R&S NRP150Tは、最高150 GHzまでに対応可能な新しい0.80 mm同軸コネクタを採用した世界初のRFパワーセンサ
R&S NRP150Tは、最高150 GHzまでに対応可能な新しい0.80 mm同軸コネクタを採用した世界初のRFパワーセンサ全 1 枚

ローデ・シュワルツは2月4日、最高150GHzの周波数に対応する新型サーマル・パワーセンサ「R&S NRP150T」を発売した。

次世代の高性能な0.80mm同軸RFコネクタを搭載し、世界で市販されるRFパワーセンサの中で最も広い周波数レンジを実現している。

同製品は、将来の車載レーダー用帯域などを含む高周波パワー測定に新たな応用が広がる。現在、自動車産業ではADAS/ADをめぐって、先進のレーダーセンサのために最高148.5GHzまでの新しい周波数域を設定しようと標準化機関と協力して取り組んでいる。R&S NRP150Tは、その新たな高周波数域を含めて車載レーダーのすべての帯域をカバーできる初めてのRFパワーセンサとなる。

車載アプリケーション以外にも、衛星/衛星間通信や電波天文学などさまざまな分野のパワー測定に対応でき、より高い周波数域での調査や探査を可能にする。

同センサは最大500回/秒の測定を実現し、広い周波数レンジを兼ね備えているため、スペクトラム全域を一度にスイープ測定できる。ベクトル・ネットワーク・アナライザをはじめとするRF計測機器の検証やキャリブレーションを素早く行えるようになる。

R&S NRP150Tは、マイナス35~プラス20dBmという広いダイナミックレンジに加えて、長期的な安定性も実現している。動作温度0~50℃の範囲内では環境温度の変動が補正されるため優れたドリフト性能を発揮し、周囲の温度変化や帯域外信号に対する耐性を維持する。最大電圧定在波比(VSWR)1.7を実現したセンサがあれば、優れた整合性のもとでの効率的な電力伝送を保証できる。

USB接続であるため使いやすく、標準的なPCやAndroidモバイル端末では無料のリモート制御アプリが使えるほか、ローデ・シュワルツのR&S NRXベースユニットを介しての互換性も備えている。

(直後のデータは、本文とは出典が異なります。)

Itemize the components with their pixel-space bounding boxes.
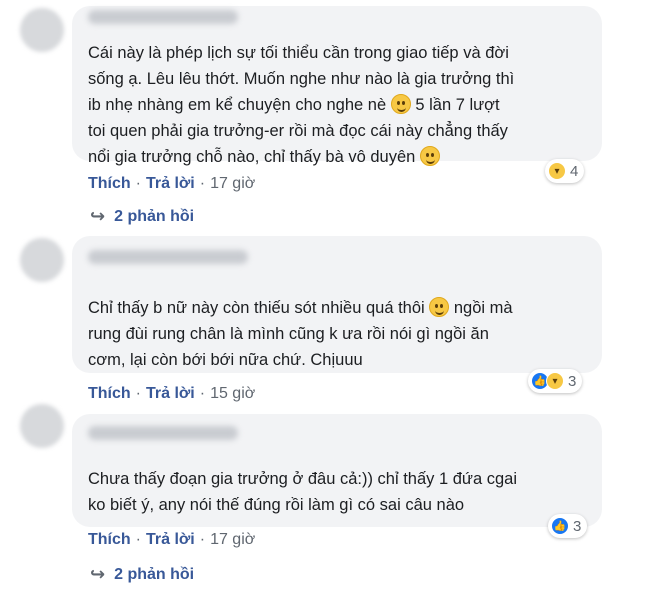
- comment-text: Cái này là phép lịch sự tối thiểu cần tr…: [88, 40, 515, 170]
- comment-line-text: Chỉ thấy b nữ này còn thiếu sót nhiều qu…: [88, 299, 425, 317]
- comment-actions: Thích · Trả lời · 15 giờ: [88, 385, 255, 403]
- avatar[interactable]: [20, 404, 64, 448]
- comment-line: rung đùi rung chân là mình cũng k ưa rồi…: [88, 325, 489, 343]
- separator-dot: ·: [199, 531, 206, 548]
- separator-dot: ·: [199, 175, 206, 192]
- comment-actions: Thích · Trả lời · 17 giờ: [88, 175, 255, 193]
- timestamp[interactable]: 17 giờ: [210, 531, 255, 549]
- replies-label: 2 phản hồi: [114, 565, 195, 583]
- like-link[interactable]: Thích: [88, 385, 131, 403]
- comment-line-text: nổi gia trưởng chỗ nào, chỉ thấy bà vô d…: [88, 148, 416, 166]
- reply-link[interactable]: Trả lời: [146, 531, 195, 549]
- comment-line: sống ạ. Lêu lêu thớt. Muốn nghe như nào …: [88, 70, 515, 88]
- reaction-count: 3: [573, 517, 582, 535]
- haha-reaction-icon: ▾: [548, 162, 566, 180]
- comment-line: ko biết ý, any nói thế đúng rồi làm gì c…: [88, 496, 465, 514]
- separator-dot: ·: [135, 175, 141, 192]
- view-replies-link[interactable]: ↪ 2 phản hồi: [90, 206, 194, 227]
- separator-dot: ·: [135, 385, 141, 402]
- comment-line-tail: ngồi mà: [453, 299, 513, 317]
- smile-emoji-icon: [390, 94, 411, 114]
- comment-line-text: ib nhẹ nhàng em kể chuyện cho nghe nè: [88, 96, 387, 114]
- avatar[interactable]: [20, 8, 64, 52]
- reaction-summary[interactable]: 👍 3: [548, 514, 588, 538]
- reaction-count: 3: [568, 372, 577, 390]
- reply-link[interactable]: Trả lời: [146, 175, 195, 193]
- reply-arrow-icon: ↪: [90, 206, 106, 226]
- replies-label: 2 phản hồi: [114, 207, 195, 225]
- timestamp[interactable]: 15 giờ: [210, 385, 255, 403]
- separator-dot: ·: [199, 385, 206, 402]
- reaction-summary[interactable]: ▾ 4: [545, 159, 585, 183]
- like-link[interactable]: Thích: [88, 175, 131, 193]
- commenter-name[interactable]: [88, 250, 248, 264]
- avatar[interactable]: [20, 238, 64, 282]
- comment-line: toi quen phải gia trưởng-er rồi mà đọc c…: [88, 122, 508, 140]
- comment-line: Chỉ thấy b nữ này còn thiếu sót nhiều qu…: [88, 295, 513, 321]
- comment-actions: Thích · Trả lời · 17 giờ: [88, 531, 255, 549]
- like-link[interactable]: Thích: [88, 531, 131, 549]
- comment-text: Chỉ thấy b nữ này còn thiếu sót nhiều qu…: [88, 295, 513, 373]
- haha-reaction-icon: ▾: [546, 372, 564, 390]
- timestamp[interactable]: 17 giờ: [210, 175, 255, 193]
- reaction-summary[interactable]: 👍 ▾ 3: [528, 369, 583, 393]
- separator-dot: ·: [135, 531, 141, 548]
- comment-line: Chưa thấy đoạn gia trưởng ở đâu cả:)) ch…: [88, 470, 518, 488]
- smile-emoji-icon: [419, 146, 440, 166]
- like-reaction-icon: 👍: [551, 517, 569, 535]
- comment-line: ib nhẹ nhàng em kể chuyện cho nghe nè 5 …: [88, 92, 508, 118]
- reaction-count: 4: [570, 162, 579, 180]
- comment-line: nổi gia trưởng chỗ nào, chỉ thấy bà vô d…: [88, 144, 508, 170]
- commenter-name[interactable]: [88, 10, 238, 24]
- view-replies-link[interactable]: ↪ 2 phản hồi: [90, 564, 194, 585]
- comment-text: Chưa thấy đoạn gia trưởng ở đâu cả:)) ch…: [88, 466, 518, 518]
- reply-arrow-icon: ↪: [90, 564, 106, 584]
- commenter-name[interactable]: [88, 426, 238, 440]
- comment-line: Cái này là phép lịch sự tối thiểu cần tr…: [88, 44, 509, 62]
- comment-line: cơm, lại còn bới bới nữa chứ. Chịuuu: [88, 351, 363, 369]
- comment-line-tail: 5 lần 7 lượt: [415, 96, 500, 114]
- reply-link[interactable]: Trả lời: [146, 385, 195, 403]
- laugh-crying-emoji-icon: [429, 297, 450, 317]
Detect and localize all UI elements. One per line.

R&S NRPxTシリーズのすべてのパワーセンサと同じように、新しいR&S NRP150Tセンサも、ある周波数帯を商業利用や産業利用するうえで前提となる国家計量機関(NMI)へのトレーサビリティを実現している。ドイツ連邦物理・技術研究所(PTB)をはじめとする欧州のNMIは、ローデ・シュワルツの技術をもとに同社と協力して、110~170GHzのDバンドにおけるNMIトレーサビリティを世界で初めて確立した。この周波数帯にはR&S NRP150Tパワーセンサが利用する150GHzまでの周波数も含まれている。

新しいR&S NRP150Tサーマル・パワーセンサは現在ローデ・シュワルツから購入できる。